Initial architecture (blue arrows show the data flow)
Using this architecture satisfied most of my requirements. But I had a small problem, I wasn’t using my Roles to their full potential and I wasting precious cycles. The converter Worker Roles used 60% of their CPUs and the persistence Worker Role used 15% of its CPU.
Speeding up the conversion process meant adding more instances of the converter Worker Role. Doing so, also meant paying more and I had to asked myself if it was really worth the extra money? I mean, I had plenty of unused cycles…
At this point I took a closer look at the conversion processes, and found that many parts of it weren’t bound to the converter Worker Role. So I subdivided the conversion process into tasks and deployed the necessary code to the persistence Worker Role. Then setup a new queue that would be consumed by all the Worker Roles.
Each Worker Role is then configured to contribute according to its available resources. In my case, the converter Worker Role was configured to process 10 messages from the distributed queue. The persistence Worker Role, being less utilized, was configured to processes 25 messages in parallel. Both roles, had extra work and were now contributing to the throughput of the entire Windows Azure solution.
Redesigned architecture (blue arrows show the data flow)
The new architecture gave me surprising results. It cut the processing time in half and prevented me from having to pay for additional instances. The CPUs from all the Worker Roles now operated at a steady 87%.

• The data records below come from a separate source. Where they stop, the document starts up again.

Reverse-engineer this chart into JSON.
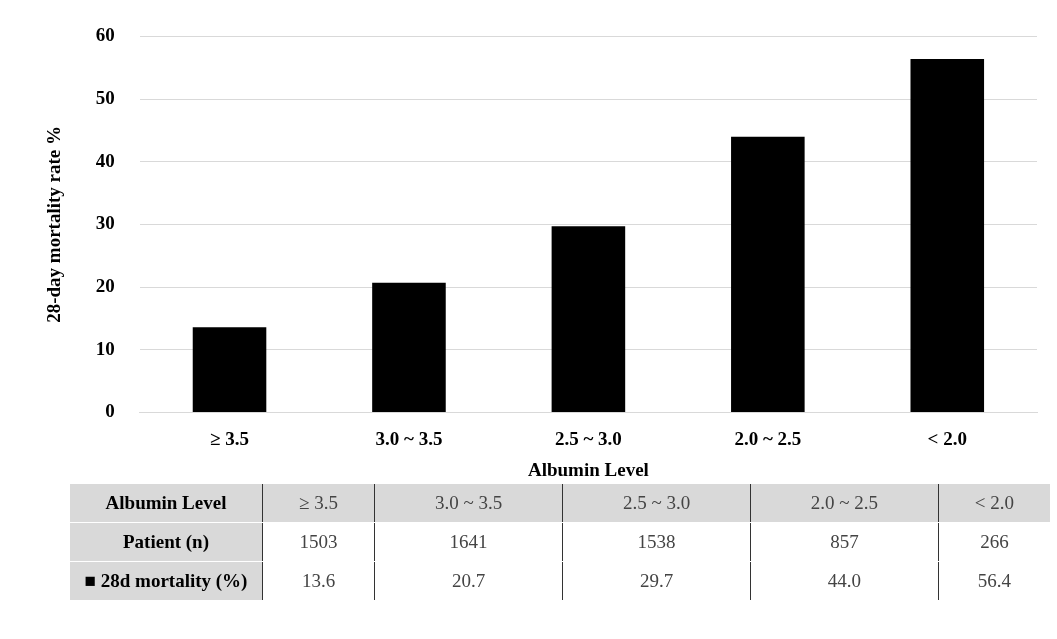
{
  "chart_data": {
    "type": "bar",
    "categories": [
      "≥ 3.5",
      "3.0 ~ 3.5",
      "2.5 ~ 3.0",
      "2.0 ~ 2.5",
      "< 2.0"
    ],
    "values": [
      13.6,
      20.7,
      29.7,
      44.0,
      56.4
    ],
    "value_labels": [
      "13.6",
      "20.7",
      "29.7",
      "44.0",
      "56.4"
    ],
    "color": "#000000",
    "xlabel": "Albumin Level",
    "ylabel": "28-day mortality rate %",
    "ylim": [
      0,
      60
    ],
    "yticks": [
      0,
      10,
      20,
      30,
      40,
      50,
      60
    ],
    "grid": "y",
    "legend": false,
    "annotations": [
      "Patient (n)",
      "1503",
      "1641",
      "1538",
      "857",
      "266",
      "■ 28d mortality (%)"
    ]
  }
}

Using a distributed queue, allowed all the instances to contribute to the global processing. It allowed me to exploit unused cycles from my Worker Roles. Consequently, when the input queue is empty, the converter Worker Roles contribute 100% of their resources to processing messages from the distributed queue.
For this strategy to work, you will need to consider the following:
- The number of messages – keep a close eye on the number of messages added to the distributed queue. This is can be a potential bottleneck.
- Fatty VS Chatty – find the right balance between too many messages and messages that are too big or take too long to process.
- Identify parts of you process that can be distributed to other Roles for processing
- Be sure not to stress your Roles. Too many threads will result in an ineffective use of precious CPU cycles.
- Ultimately, the goal is to find the right balance between processing work from the Worker Role’s dedicated queue and from the distributed queue.